The artist and critic Roger Fry was one of the most important figures in British art in the first half of the century. His writings, collected in his book Vision and Design in 1920, along with Clive Bell’s book, simply called Art, published in 1914, were among the most influential art writing of the time. They did much to shape the development of modernism.

The two exhibitions Fry organised, Manet and the Post-Impressionists in 1910 and the Second Post-Impressionism Exhibition in 1911-12, introduced the work of contemporary European artists to England. (The 1912 exhibition is still the most comprehensive survey of post-impressionist art that has been displayed in this country). For many young British artists this was their first encounter with post-impressionism, and led to them experimenting with colour and abstraction.

List of artists included in the Second Post-Impressionist Exhibition at the Grafton Galleries in London, with Duncan Grant and Vanessa Bell listed alongside Paul Cézanne and Georges Braque. Courtesy Tate Archive

List of artists included in the Second Post-Impressionist Exhibition at the Grafton Galleries in London, with Duncan Grant and Vanessa Bell listed alongside Paul Cézanne and Georges Braque. Courtesy Tate Archive

Nurturing creative environments

Perhaps the Bloomsbury Group’s most important artistic contribution was the focus and support it gave to young artists. In this, its role was central to the development of art during the early 20th century.

The Friday Club, and Grafton Group offered young artists the opportunity to meet, share ideas, and exhibit their work. The London Artists Association was founded largely as a result of the inspiration and hard work of Bloomsbury members, particularly Maynard Keynes. This provided artists with a means of selling their work. The establishment of the Contemporary Art Society, whose mission was to raise funds to purchase contemporary works of art to present to museums and galleries (Tate has a number of CAS assisted acquisitions), as also set up through the hard work of Bloomsbury members.

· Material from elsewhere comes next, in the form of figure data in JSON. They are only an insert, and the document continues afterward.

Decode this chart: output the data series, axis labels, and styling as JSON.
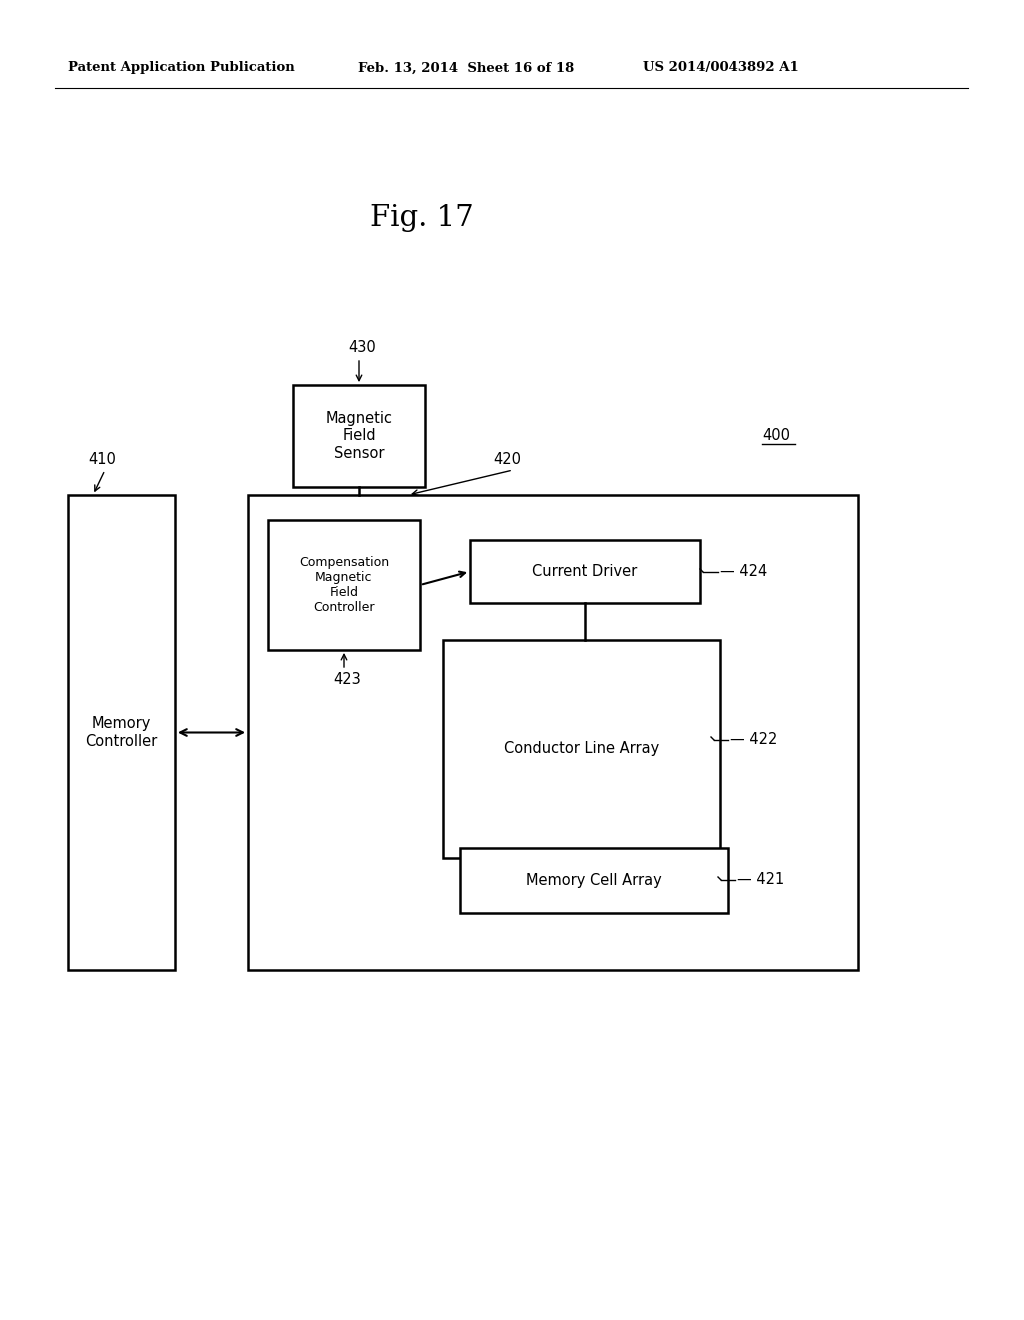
{
  "bg_color": "#ffffff",
  "header_left": "Patent Application Publication",
  "header_mid": "Feb. 13, 2014  Sheet 16 of 18",
  "header_right": "US 2014/0043892 A1",
  "fig_title": "Fig. 17",
  "label_400": "400",
  "label_430": "430",
  "label_410": "410",
  "label_420": "420",
  "label_424": "424",
  "label_423": "423",
  "label_422": "422",
  "label_421": "421",
  "text_mfs": "Magnetic\nField\nSensor",
  "text_cmfc": "Compensation\nMagnetic\nField\nController",
  "text_cd": "Current Driver",
  "text_cla": "Conductor Line Array",
  "text_mca": "Memory Cell Array",
  "text_mc": "Memory\nController",
  "lw": 1.8,
  "font_size": 10.5,
  "label_font": 10.5
}
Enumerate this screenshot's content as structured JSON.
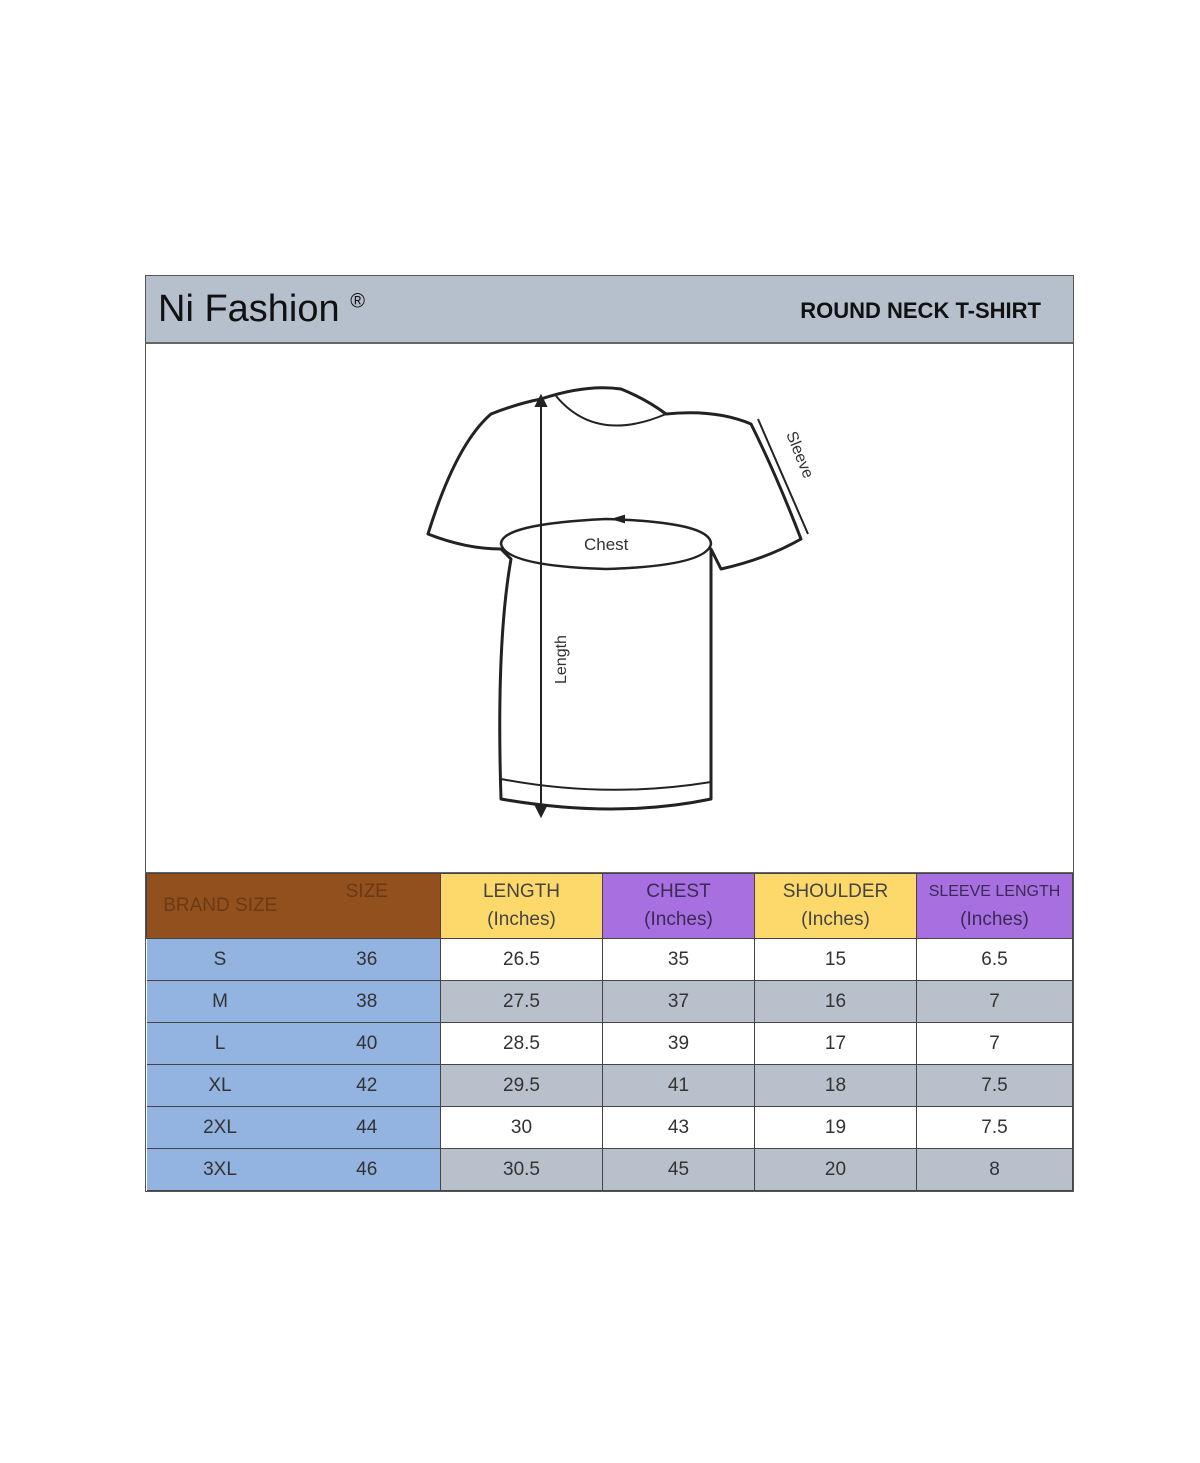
{
  "header": {
    "brand": "Ni Fashion",
    "registered": "®",
    "product": "ROUND NECK T-SHIRT"
  },
  "diagram": {
    "labels": {
      "chest": "Chest",
      "length": "Length",
      "sleeve": "Sleeve"
    }
  },
  "colors": {
    "header_bg": "#b6c0cd",
    "brand_size_header": "#92501e",
    "yellow_header": "#fdd86b",
    "purple_header": "#a86fe0",
    "size_column": "#93b3e0",
    "alt_row": "#b8c0cc"
  },
  "table": {
    "headers": {
      "brand_size": "BRAND SIZE",
      "size": "SIZE",
      "length": [
        "LENGTH",
        "(Inches)"
      ],
      "chest": [
        "CHEST",
        "(Inches)"
      ],
      "shoulder": [
        "SHOULDER",
        "(Inches)"
      ],
      "sleeve": [
        "SLEEVE LENGTH",
        "(Inches)"
      ]
    },
    "rows": [
      [
        "S",
        "36",
        "26.5",
        "35",
        "15",
        "6.5"
      ],
      [
        "M",
        "38",
        "27.5",
        "37",
        "16",
        "7"
      ],
      [
        "L",
        "40",
        "28.5",
        "39",
        "17",
        "7"
      ],
      [
        "XL",
        "42",
        "29.5",
        "41",
        "18",
        "7.5"
      ],
      [
        "2XL",
        "44",
        "30",
        "43",
        "19",
        "7.5"
      ],
      [
        "3XL",
        "46",
        "30.5",
        "45",
        "20",
        "8"
      ]
    ]
  }
}
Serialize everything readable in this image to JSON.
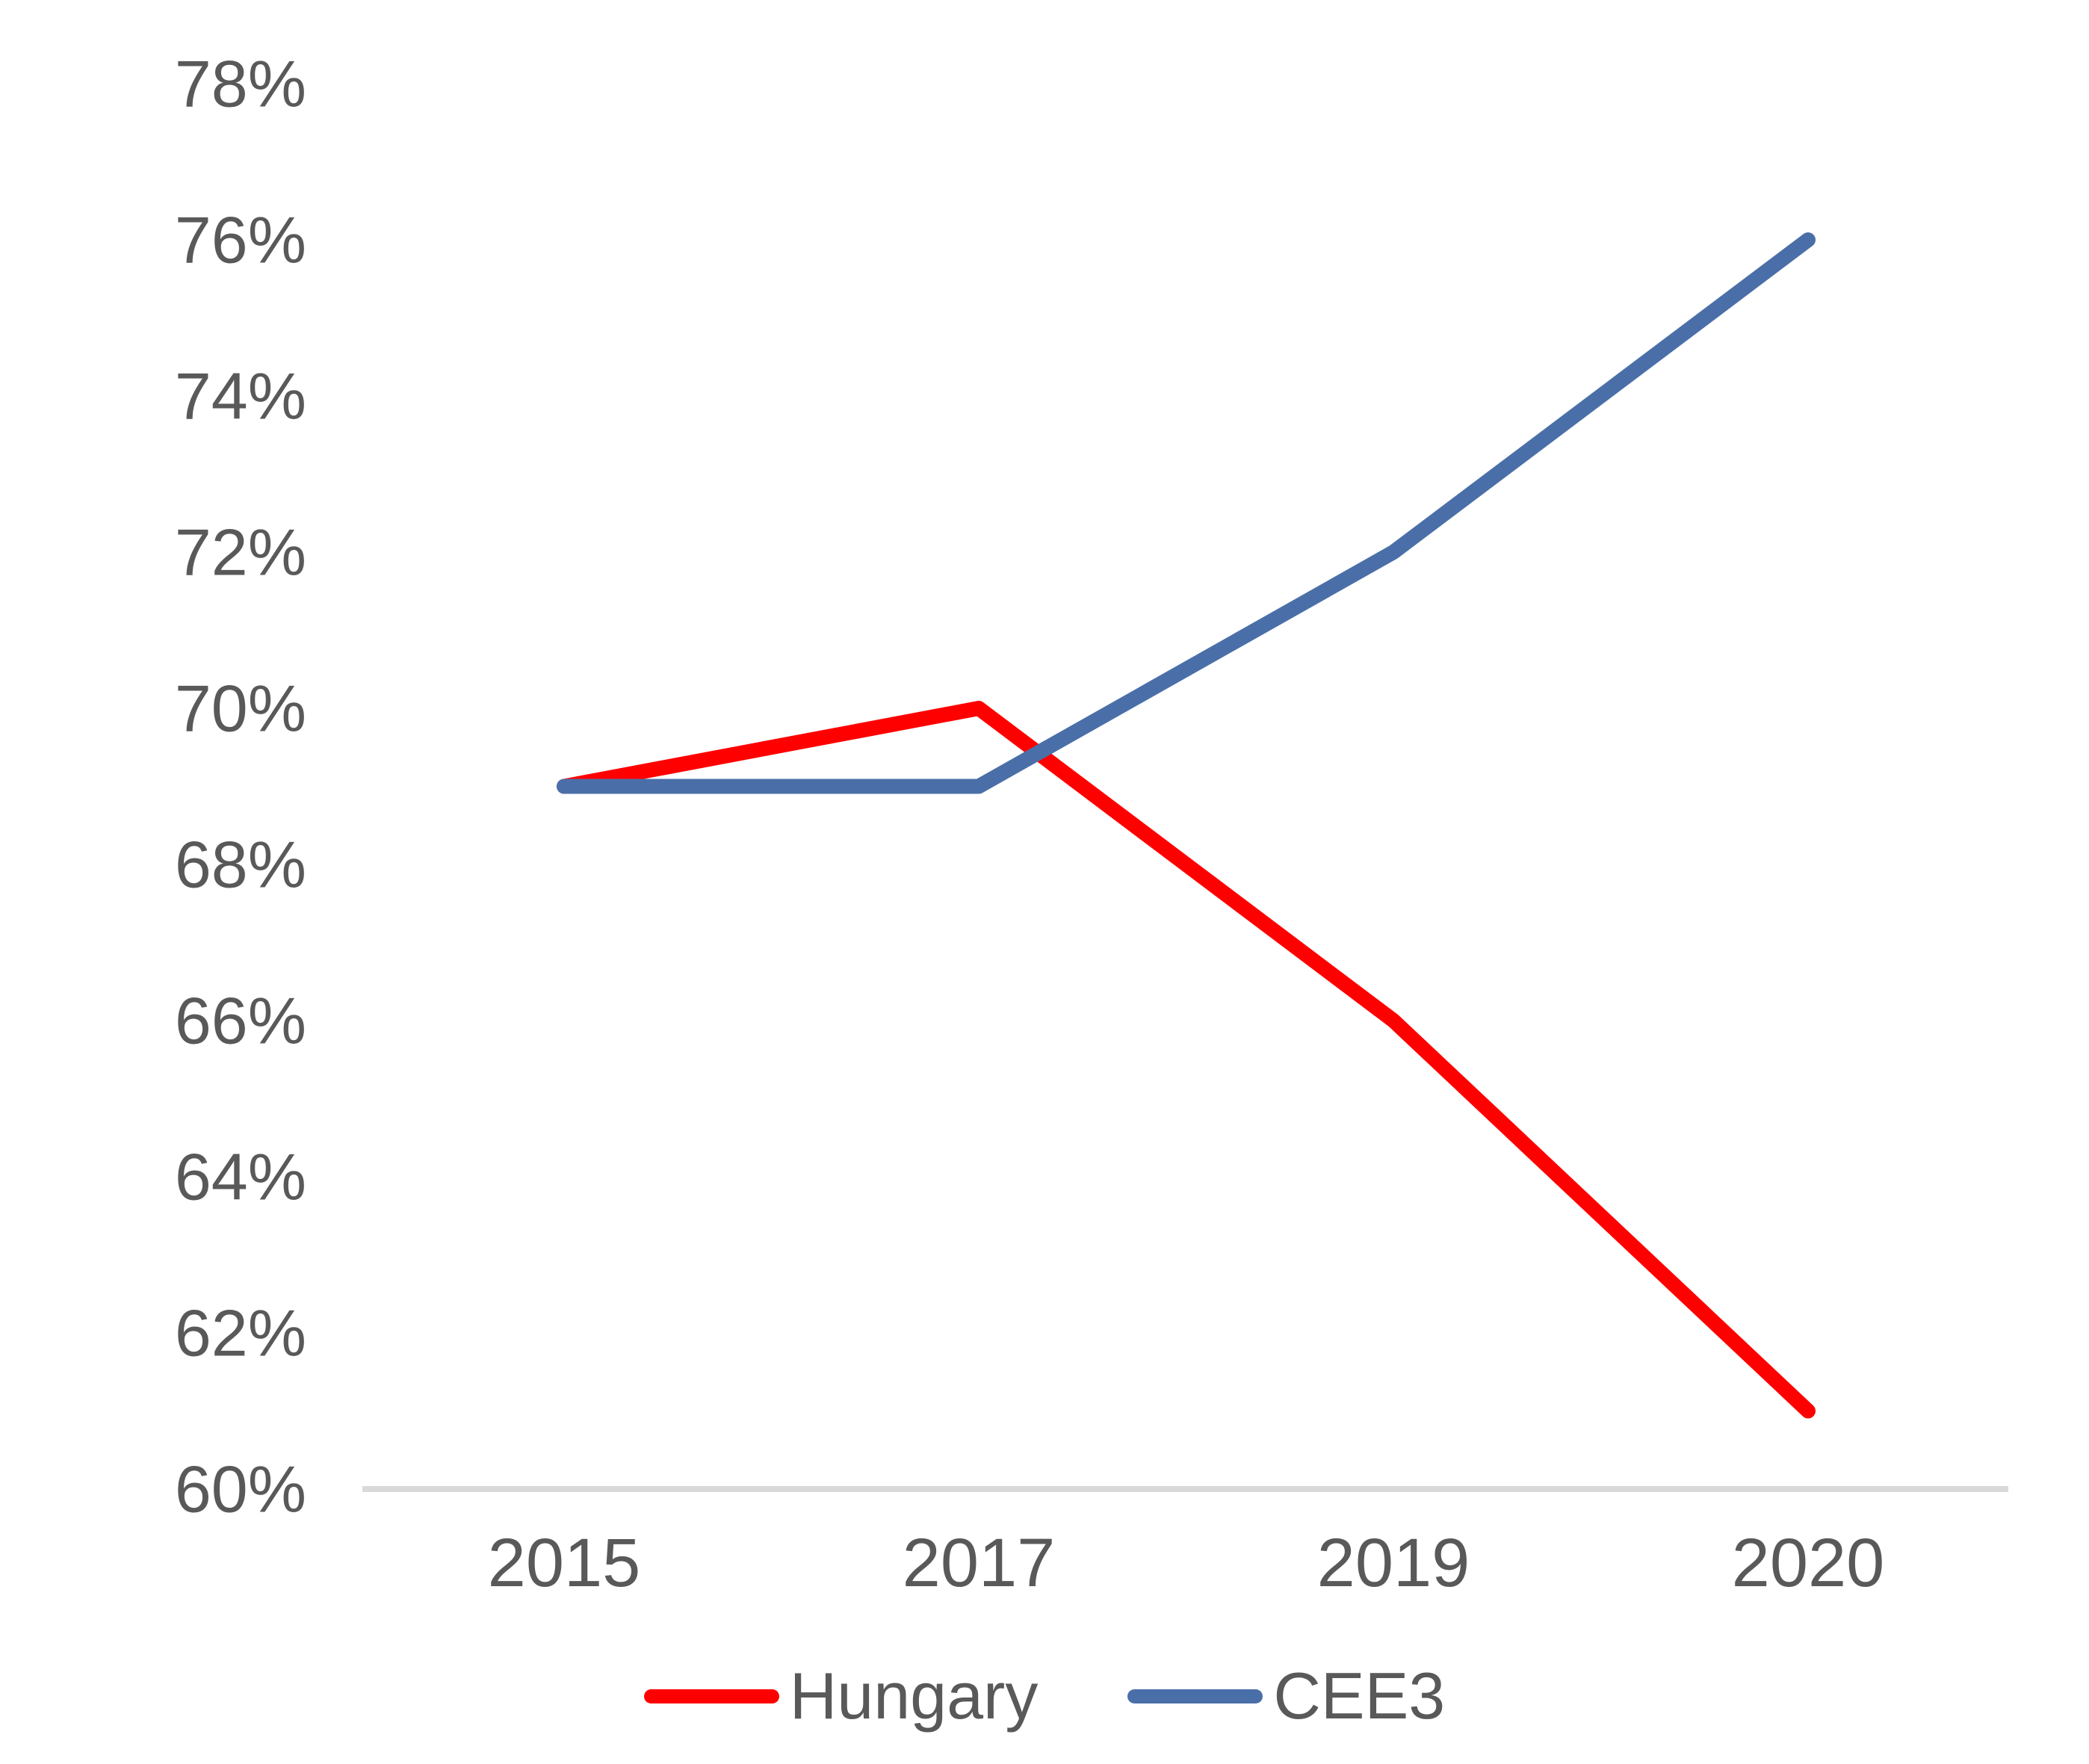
{
  "chart_data": {
    "type": "line",
    "title": "",
    "xlabel": "",
    "ylabel": "",
    "categories": [
      "2015",
      "2017",
      "2019",
      "2020"
    ],
    "series": [
      {
        "name": "Hungary",
        "color": "#FF0000",
        "values": [
          69,
          70,
          66,
          61
        ]
      },
      {
        "name": "CEE3",
        "color": "#4A6FA8",
        "values": [
          69,
          69,
          72,
          76
        ]
      }
    ],
    "ylim": [
      60,
      78
    ],
    "ytick_values": [
      60,
      62,
      64,
      66,
      68,
      70,
      72,
      74,
      76,
      78
    ],
    "ytick_labels": [
      "60%",
      "62%",
      "64%",
      "66%",
      "68%",
      "70%",
      "72%",
      "74%",
      "76%",
      "78%"
    ],
    "value_format": "percent",
    "grid": false,
    "legend_position": "bottom",
    "colors": {
      "axis_line": "#D9D9D9",
      "tick_text": "#595959",
      "background": "#FFFFFF"
    }
  }
}
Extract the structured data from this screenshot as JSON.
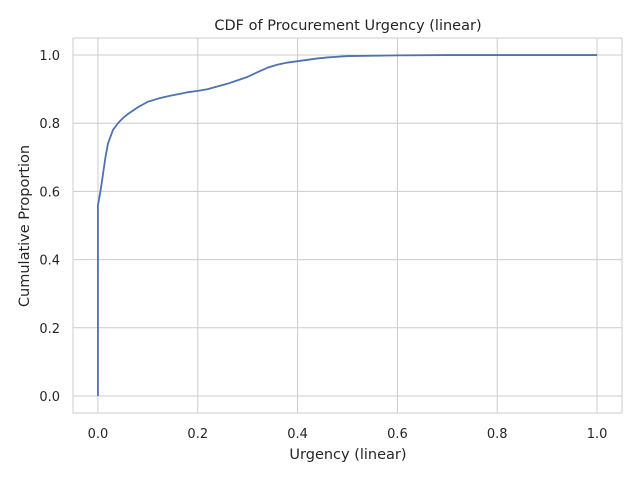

The Omega Workshops, brought together some of the most talented young artists of the day and provided financial support for them. Many of these such as Wyndham Lewis and Paul Nash, went on to become major figures in British art. Omega also encouraged links between designers and fine artists, and many of the furnishings, textiles and ceramics it made still look surprisingly modern today, a century later.

Vanessa Bell and Duncan Grant continued to support younger artists throughout their lives, most notably those in the Euston Road School in the 1930s.

Literary legacy

Cover of 'Walter Sickert: a conversation', by Virginia Woolf, Tate Archive

Hogarth Press publication, Walter Sickert: a conversation, by Virginia Woolf, with cover design by her sister Vanessa Bell.

The Hogarth Press, set up in 1917 by Leonard and Virginia Woolf to publish contemporary fiction and political comment published work by some of the most important writers of the twentieth century. Virginia Woolf, T.S.Eliot, Katherine Mansfield and E.M.Forster were among its writers. It also later published translations of the writings of Sigmund Freud, one of the most influential thinkers of the twentieth century.